In the memory barrier documentation of the linux kernel (Documentation/memory-barriers.txt), there are examples showing that a writer after a memory barrier is visible before a write preceding the memory barrier to other CPUs. How can this happen? Why is the write barrier not sufficient in ordering these writes?

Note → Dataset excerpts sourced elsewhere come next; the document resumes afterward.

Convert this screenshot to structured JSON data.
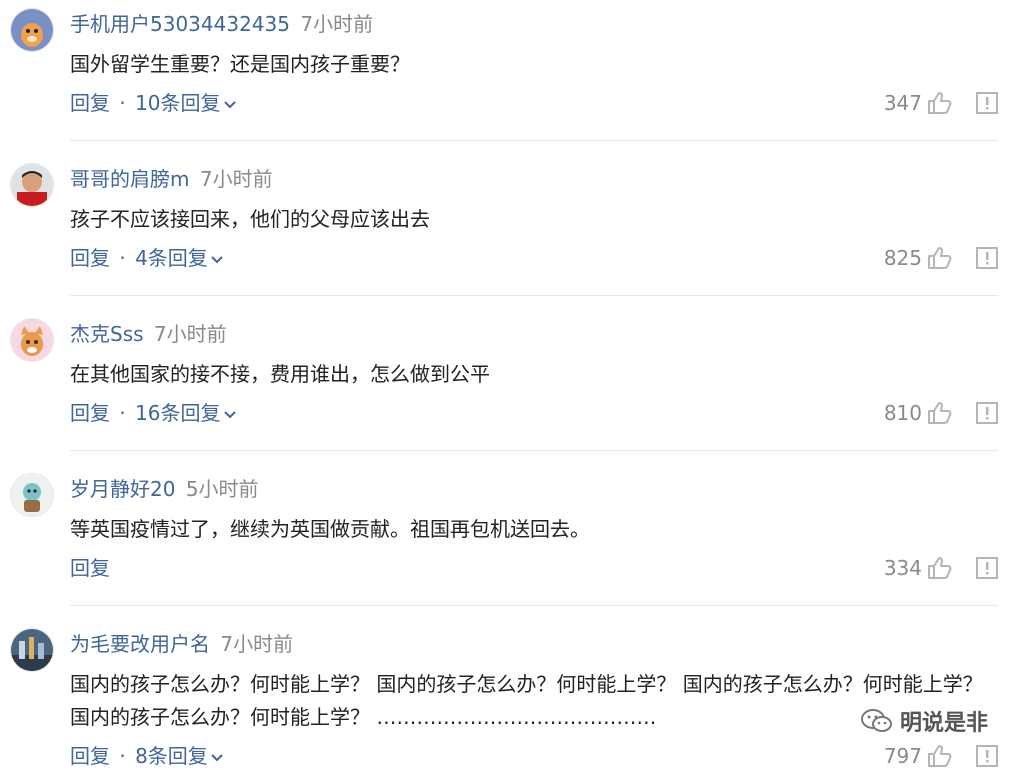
{
  "comments": [
    {
      "user": "手机用户53034432435",
      "time": "7小时前",
      "text": "国外留学生重要？还是国内孩子重要？",
      "reply": "回复",
      "sep": "·",
      "replies": "10条回复",
      "likes": "347"
    },
    {
      "user": "哥哥的肩膀m",
      "time": "7小时前",
      "text": "孩子不应该接回来，他们的父母应该出去",
      "reply": "回复",
      "sep": "·",
      "replies": "4条回复",
      "likes": "825"
    },
    {
      "user": "杰克Sss",
      "time": "7小时前",
      "text": "在其他国家的接不接，费用谁出，怎么做到公平",
      "reply": "回复",
      "sep": "·",
      "replies": "16条回复",
      "likes": "810"
    },
    {
      "user": "岁月静好20",
      "time": "5小时前",
      "text": "等英国疫情过了，继续为英国做贡献。祖国再包机送回去。",
      "reply": "回复",
      "likes": "334"
    },
    {
      "user": "为毛要改用户名",
      "time": "7小时前",
      "text": "国内的孩子怎么办？何时能上学？ 国内的孩子怎么办？何时能上学？ 国内的孩子怎么办？何时能上学？ 国内的孩子怎么办？何时能上学？ ……………………………………",
      "reply": "回复",
      "sep": "·",
      "replies": "8条回复",
      "likes": "797"
    }
  ],
  "watermark": "明说是非",
  "colors": {
    "link": "#406599",
    "muted": "#8a8a8a",
    "text": "#222222",
    "divider": "#e8e8e8"
  }
}
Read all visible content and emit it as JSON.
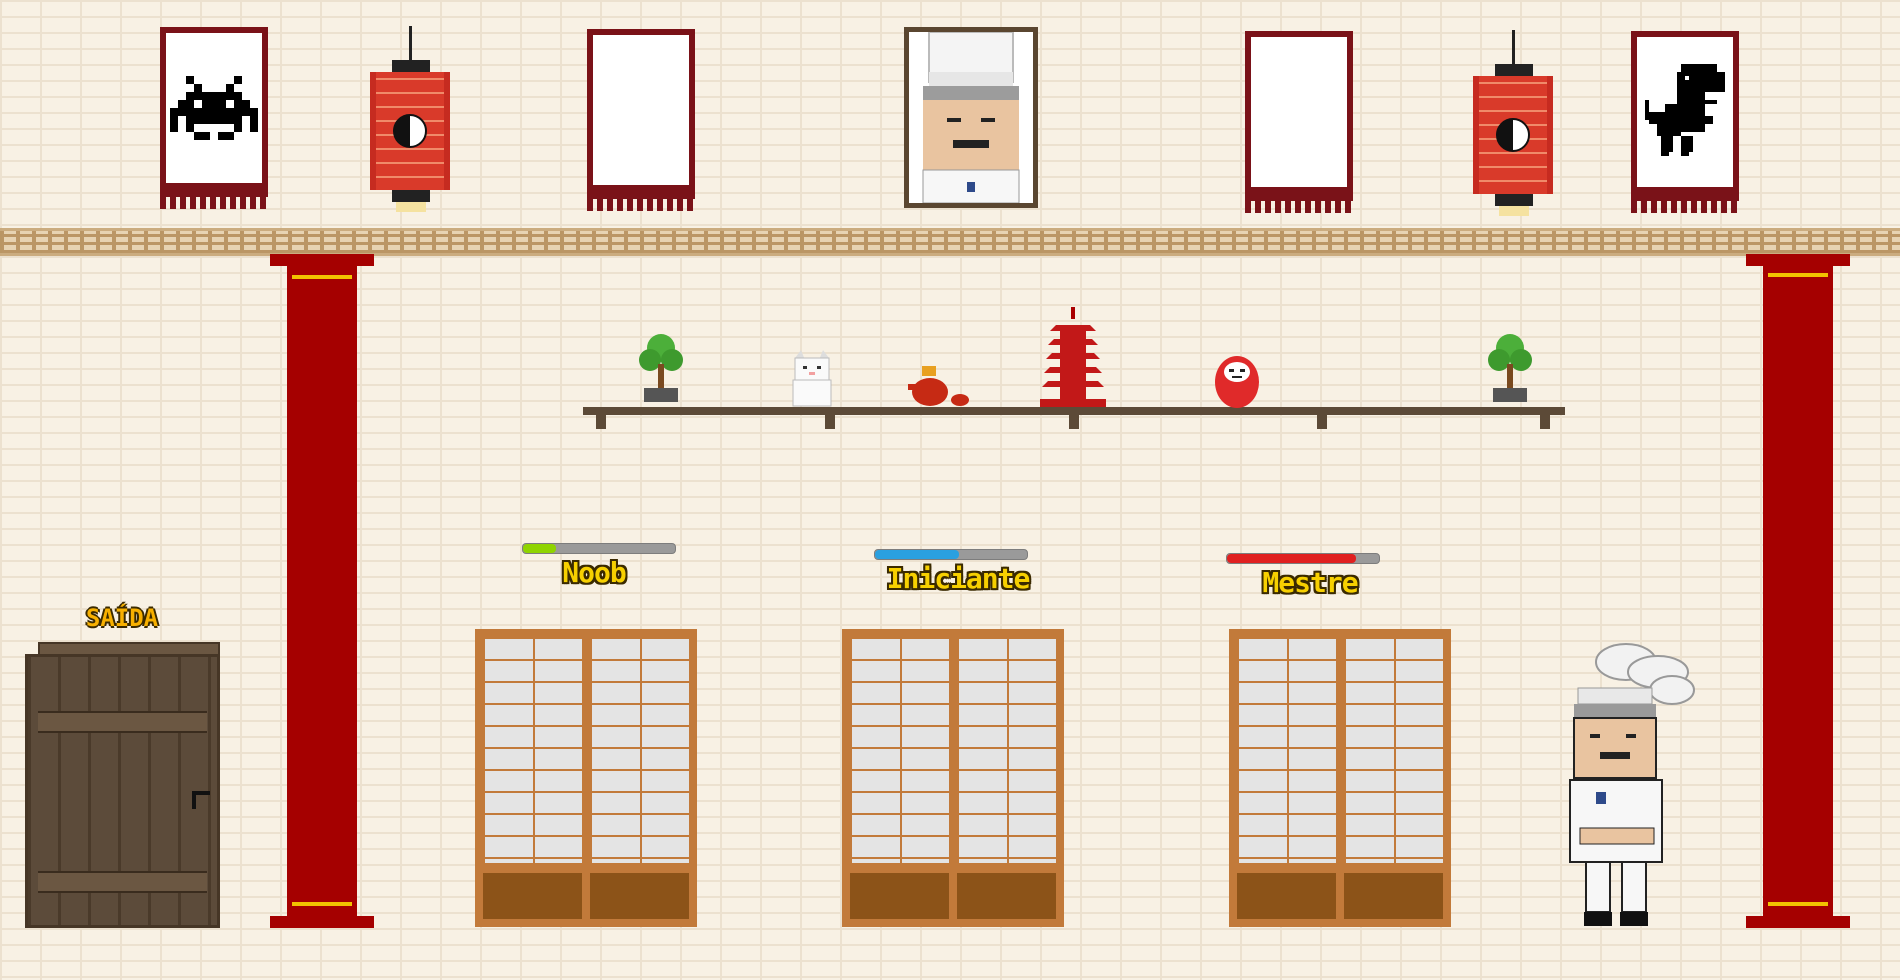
{
  "levels": [
    {
      "label": "Noob",
      "progress": 0.22,
      "color": "#8fd400"
    },
    {
      "label": "Iniciante",
      "progress": 0.55,
      "color": "#2aa0e0"
    },
    {
      "label": "Mestre",
      "progress": 0.85,
      "color": "#e02020"
    }
  ],
  "exit": {
    "label": "SAÍDA"
  },
  "decor": {
    "scrolls": [
      "space-invader-icon",
      "blank",
      "blank",
      "dino-icon"
    ],
    "shelf_items": [
      "bonsai-icon",
      "lucky-cat-icon",
      "teapot-icon",
      "pagoda-icon",
      "daruma-icon",
      "bonsai-icon"
    ]
  },
  "colors": {
    "pillar": "#a50000",
    "lantern": "#d93a2a",
    "label_text": "#f7d000",
    "frame": "#7a1218"
  }
}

In particular the following:
843 CPU 1 CPU 2
844 ======================= =======================
845 { B = 7; X = 9; Y = 8; C = &Y }
846 STORE A = 1
847 STORE B = 2
848 <write barrier>
849 STORE C = &B LOAD X
850 STORE D = 4 LOAD C (gets &B)
851 LOAD *C (reads B)
852
853 Without intervention, CPU 2 may perceive the events on CPU 1 in some
854 effectively random order, despite the write barrier issued by CPU 1:
855
856 +-------+ : : : :
857 | | +------+ +-------+ | Sequence of update
858 | |------>| B=2 |----- --->| Y->8 | | of perception on
859 | | : +------+ \ +-------+ | CPU 2
860 | CPU 1 | : | A=1 | \ --->| C->&Y | V
861 | | +------+ | +-------+
862 | | wwwwwwwwwwwwwwww | : :
863 | | +------+ | : :
864 | | : | C=&B |--- | : : +-------+
865 | | : +------+ \ | +-------+ | |
866 | |------>| D=4 | ----------->| C->&B |------>| |
867 | | +------+ | +-------+ | |
868 +-------+ : : | : : | |
869 | : : | |
870 | : : | CPU 2 |
871 | +-------+ | |
872 Apparently incorrect ---> | | B->7 |------>| |
873 perception of B (!) | +-------+ | |
874 | : : | |
875 | +-------+ | |
876 The load of X holds ---> \ | X->9 |------>| |
877 up the maintenance \ +-------+ | |
878 of coherence of B ----->| B->2 | +-------+
879 +-------+
880 : :
881
882
883 In the above example, CPU 2 perceives that B is 7, despite the load of *C
884 (which would be B) coming after the LOAD of C.
The write barrier does order the write correctly.
As the following text explains, the problem is that CPU 2 can read *C
before C
because it does not use any kind of read barrier.